The government is clearly losing its patience with seeing such a large proportion of the profession’s UDA targets being achieved on maintaining the same group of patients, attending almost as regularly as they were before NICE sought to rewrite the rules of engagement. In mid-July, PCTs received a new toolkit aimed at reversing this and, be under no illusions, the government is serious about this. Mike Warburton, the national programme director for dental and GP access at DoH, could not have made the point clearer when (at a meeting at the end of June) he spoke in the following terms:
‘47% of providers delivered less than 96% of contracted activity, but many PCTs have written off
under-performance or not clawed back the full amounts.’
‘Re-basing contracts and transferring funding to reliable providers would provide services for extra people.’
‘The biggest cohort of patients is seen at six-to-eight month intervals (contrary to NICE guidelines). A 10% reduction in frequency of attendance for this cohort would provide
additional access for 800,000 people nationally. Reducing unnecessary
re-attendance will realise capacity within existing contracts.’
‘There is scope to use delivered activity more effectively by reducing the number of patients unnecessarily re-attending within nine months through good contract management.’
‘The new procurement framework will ensure that additional, new patients are seen, and that quality and extended working hours are achieved.’

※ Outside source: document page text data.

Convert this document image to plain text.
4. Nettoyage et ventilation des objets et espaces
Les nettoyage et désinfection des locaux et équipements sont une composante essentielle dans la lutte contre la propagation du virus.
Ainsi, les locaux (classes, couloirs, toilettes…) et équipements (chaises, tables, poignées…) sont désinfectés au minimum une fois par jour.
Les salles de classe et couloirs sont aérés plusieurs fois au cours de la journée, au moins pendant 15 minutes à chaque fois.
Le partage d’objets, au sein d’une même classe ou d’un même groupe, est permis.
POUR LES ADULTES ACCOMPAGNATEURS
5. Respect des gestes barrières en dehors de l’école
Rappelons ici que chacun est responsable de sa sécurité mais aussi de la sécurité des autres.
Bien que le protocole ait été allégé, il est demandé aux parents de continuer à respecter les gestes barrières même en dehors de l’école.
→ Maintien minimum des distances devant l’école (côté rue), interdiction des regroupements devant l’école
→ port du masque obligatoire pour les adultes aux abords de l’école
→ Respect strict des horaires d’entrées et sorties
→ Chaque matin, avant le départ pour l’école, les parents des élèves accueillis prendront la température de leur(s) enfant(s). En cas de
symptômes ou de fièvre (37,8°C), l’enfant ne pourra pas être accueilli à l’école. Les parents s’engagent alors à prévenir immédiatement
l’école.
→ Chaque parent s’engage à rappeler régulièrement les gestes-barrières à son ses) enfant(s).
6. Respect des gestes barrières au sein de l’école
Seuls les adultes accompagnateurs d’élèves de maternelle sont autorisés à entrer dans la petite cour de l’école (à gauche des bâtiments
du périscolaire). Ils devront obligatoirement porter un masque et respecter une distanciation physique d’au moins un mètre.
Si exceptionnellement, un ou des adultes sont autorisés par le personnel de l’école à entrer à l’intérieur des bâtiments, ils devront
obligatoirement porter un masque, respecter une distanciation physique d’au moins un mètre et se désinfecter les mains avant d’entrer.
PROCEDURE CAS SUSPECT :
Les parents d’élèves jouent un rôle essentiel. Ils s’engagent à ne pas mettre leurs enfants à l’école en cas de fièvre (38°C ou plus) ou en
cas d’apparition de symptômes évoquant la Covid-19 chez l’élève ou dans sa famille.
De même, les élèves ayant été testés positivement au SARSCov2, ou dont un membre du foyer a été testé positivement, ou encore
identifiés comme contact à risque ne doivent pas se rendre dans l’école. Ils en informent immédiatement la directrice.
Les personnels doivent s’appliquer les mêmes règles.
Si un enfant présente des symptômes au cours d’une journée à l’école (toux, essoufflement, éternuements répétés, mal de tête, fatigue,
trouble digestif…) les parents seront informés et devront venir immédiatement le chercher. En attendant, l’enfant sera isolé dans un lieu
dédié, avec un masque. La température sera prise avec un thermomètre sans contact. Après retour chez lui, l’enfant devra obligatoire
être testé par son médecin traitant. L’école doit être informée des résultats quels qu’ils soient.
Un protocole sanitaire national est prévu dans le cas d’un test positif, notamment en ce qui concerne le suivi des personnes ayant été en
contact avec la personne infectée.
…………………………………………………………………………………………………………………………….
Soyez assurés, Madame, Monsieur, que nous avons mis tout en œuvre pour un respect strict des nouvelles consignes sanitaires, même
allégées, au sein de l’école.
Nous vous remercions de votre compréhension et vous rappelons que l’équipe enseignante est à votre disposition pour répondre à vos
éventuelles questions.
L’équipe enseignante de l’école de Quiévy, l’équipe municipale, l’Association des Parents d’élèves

So, against this background, what came to light two-to-three months later should hardly have come as a big surprise to anyone. What had started to surface was simply a new shape for individual contracts being created by PCTs when commissioning fresh services de novo, and it came complete with some challenging new KPIs.   

Tablets of stone
The BDA has made known its view that, if these early clues really are the shape of things to come, then the Department needs to think again because this incarnation is ‘not fit for purpose’. So far, the DoH has just about been able to argue that nothing is set in tablets of stone – without yet being forced to concede publicly not only that the stonework itself came from the Department in the first place, but also that the early carvings were made long before Steele was invented.
And this, of course, was the real story behind the story – although it should not have surprised anybody because we have seen it all so often before. Genetically modified crops and animals remove unwelcome surprises, and make it more likely that you will get precisely what you want, need and expect. Thus, it has become with government-commissioned reports. When were you last really surprised by one?

In my August column, I highlighted the fact that the measures of ‘quality’ suggested by the Steele Report bore all the fingerprints of the DoH, re-hashing all the flagship targets expounded by the NHS as being ‘desirable’ and ignoring many of the quality measures that dentists themselves might recognise. Now we know that these very measures were being proposed by the DoH many months earlier, it is now clear that the government’s plans for NHS dentistry and the basis for future local commissioning of dental services all pre-dated even the selection of the Steele review committee, let alone the publication of the Report itself. And, because these plans have not moved a whisker since the Report’s publication, this has (just like the NICE report on recall intervals before it) been revealed as a disappointingly cynical device to legitimise and support already-established government policy. In the case of the Steele Report, it did serve another valuable purpose in taking the steam out of the Health Select Committee’s criticisms of the 2006 dental contract and, in doing so, bought some valuable time.

But I do think NHS dentists, and the future of their practices and, not least, their significant investment in these practices and indirectly in the NHS, deserved to be taken more seriously than that. Unless we get a radical U-turn, it seems increasingly likely that once the small print of the definitive NNNC really does see the light of day, PCT commissioning leads may be left to ‘engage’ with each other because the profession may, at last, be able to read the hieroglyphics on the wall of the cave.